Llevaba una camiseta que decía UN OSITO DE PELUCHE ES PARA SIEMPRE, y un par de pendientes con gordos ositos.
—Es evidente que nadie lo leyó.
—Y nadie lo leerá jamás porque no estará aquí para que lo saquen —dije—. Grandes esperanzas es un libro maravilloso.
—Entonces es tu oportunidad para comprarlo.
Bueno, era una moda como cualquier otra, y como socióloga debería haber tomado buena nota para tratar de determinar sus orígenes. No lo hice, sino que empecé a sacar libros. Todos mis favoritos, que nunca sacaba porque ya tenía ejemplares en casa, y todos los clásicos, y todo lo que estuviera encuadernado en tela y alguien pueda querer leer algún día, cuando se acaben las actuales tendencias de sentimentalismo y sangre.

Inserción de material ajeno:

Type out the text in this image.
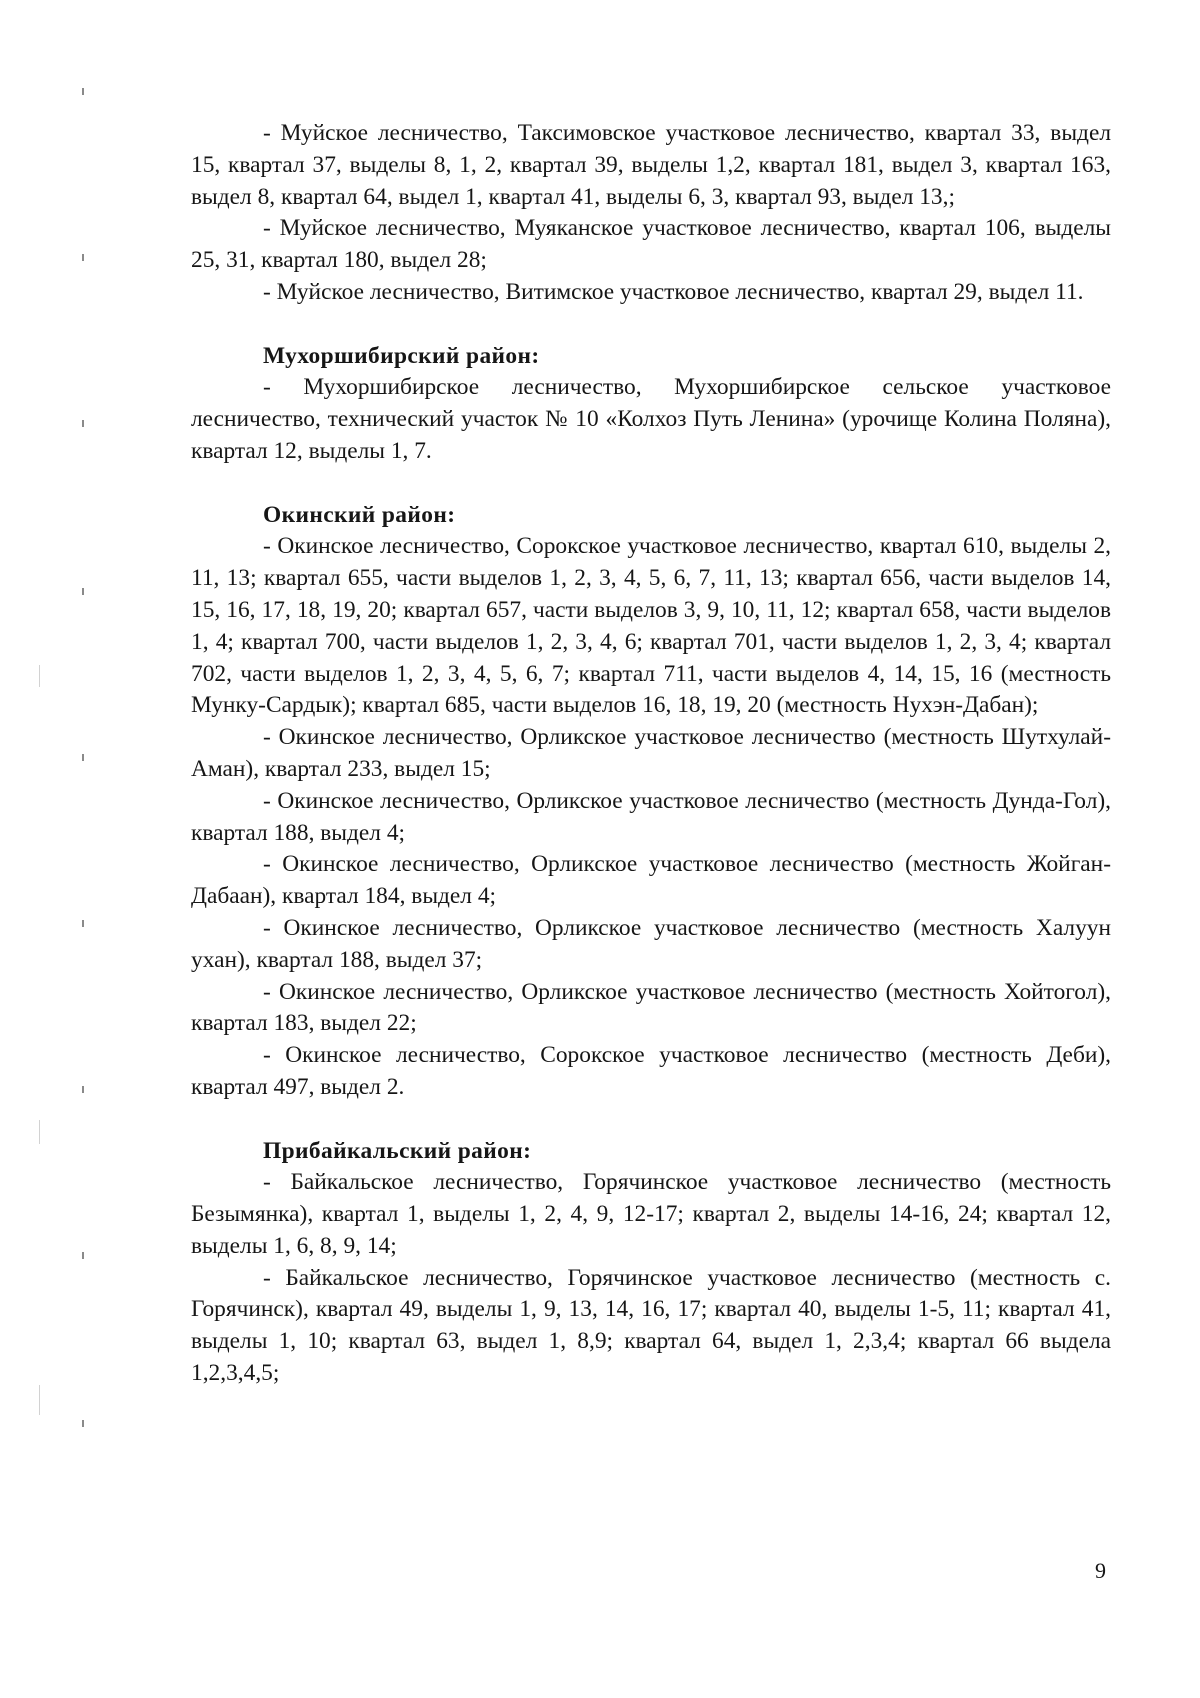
- Муйское лесничество, Таксимовское участковое лесничество, квартал 33, выдел 15, квартал 37, выделы 8, 1, 2, квартал 39, выделы 1,2, квартал 181, выдел 3, квартал 163, выдел 8, квартал 64, выдел 1, квартал 41, выделы 6, 3, квартал 93, выдел 13,;

- Муйское лесничество, Муяканское участковое лесничество, квартал 106, выделы 25, 31, квартал 180, выдел 28;

- Муйское лесничество, Витимское участковое лесничество, квартал 29, выдел 11.

Мухоршибирский район:

- Мухоршибирское лесничество, Мухоршибирское сельское участковое лесничество, технический участок № 10 «Колхоз Путь Ленина» (урочище Колина Поляна), квартал 12, выделы 1, 7.

Окинский район:

- Окинское лесничество, Сорокское участковое лесничество, квартал 610, выделы 2, 11, 13; квартал 655, части выделов 1, 2, 3, 4, 5, 6, 7, 11, 13; квартал 656, части выделов 14, 15, 16, 17, 18, 19, 20; квартал 657, части выделов 3, 9, 10, 11, 12; квартал 658, части выделов 1, 4; квартал 700, части выделов 1, 2, 3, 4, 6; квартал 701, части выделов 1, 2, 3, 4; квартал 702, части выделов 1, 2, 3, 4, 5, 6, 7; квартал 711, части выделов 4, 14, 15, 16 (местность Мунку-Сардык); квартал 685, части выделов 16, 18, 19, 20 (местность Нухэн-Дабан);

- Окинское лесничество, Орликское участковое лесничество (местность Шутхулай-Аман), квартал 233, выдел 15;

- Окинское лесничество, Орликское участковое лесничество (местность Дунда-Гол), квартал 188, выдел 4;

- Окинское лесничество, Орликское участковое лесничество (местность Жойган-Дабаан), квартал 184, выдел 4;

- Окинское лесничество, Орликское участковое лесничество (местность Халуун ухан), квартал 188, выдел 37;

- Окинское лесничество, Орликское участковое лесничество (местность Хойтогол), квартал 183, выдел 22;

- Окинское лесничество, Сорокское участковое лесничество (местность Деби), квартал 497, выдел 2.

Прибайкальский район:

- Байкальское лесничество, Горячинское участковое лесничество (местность Безымянка), квартал 1, выделы 1, 2, 4, 9, 12-17; квартал 2, выделы 14-16, 24; квартал 12, выделы 1, 6, 8, 9, 14;

- Байкальское лесничество, Горячинское участковое лесничество (местность с. Горячинск), квартал 49, выделы 1, 9, 13, 14, 16, 17; квартал 40, выделы 1-5, 11; квартал 41, выделы 1, 10; квартал 63, выдел 1, 8,9; квартал 64, выдел 1, 2,3,4; квартал 66 выдела 1,2,3,4,5;

9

Ese día saqué La caja equivocada, en honor a los acontecimientos de la jornada, y como había visto por primera vez al doctor O'Reilly con las piernas asomando de debajo de un objeto grande, El mago de Oz, y luego me pasé a la B y busqué Bennett. El relato de las comadres no estaba (probablemente había acabado ya en la reventa de libros), pero al lado de Beckett estaba El camino de toda la carne, de Butler, lo que significaba que quizás El relato de las comadres estaba únicamente mal colocado.
Repasé los estantes, buscando algo antiguo, encuadernado en tela, e intacto. Borges; Cumbres borrascosas, que ya había sacado este año; Rupert Brooke. Las Obras completas de Robert Browning. No era Arnold Bennett, pero el tomo estaba encuadernado en tela y era grueso, y todavía tenía un anticuado bolsillo dentro con su tarjeta y todo. Lo cogí, junto con el Borges, y los llevé al mostrador.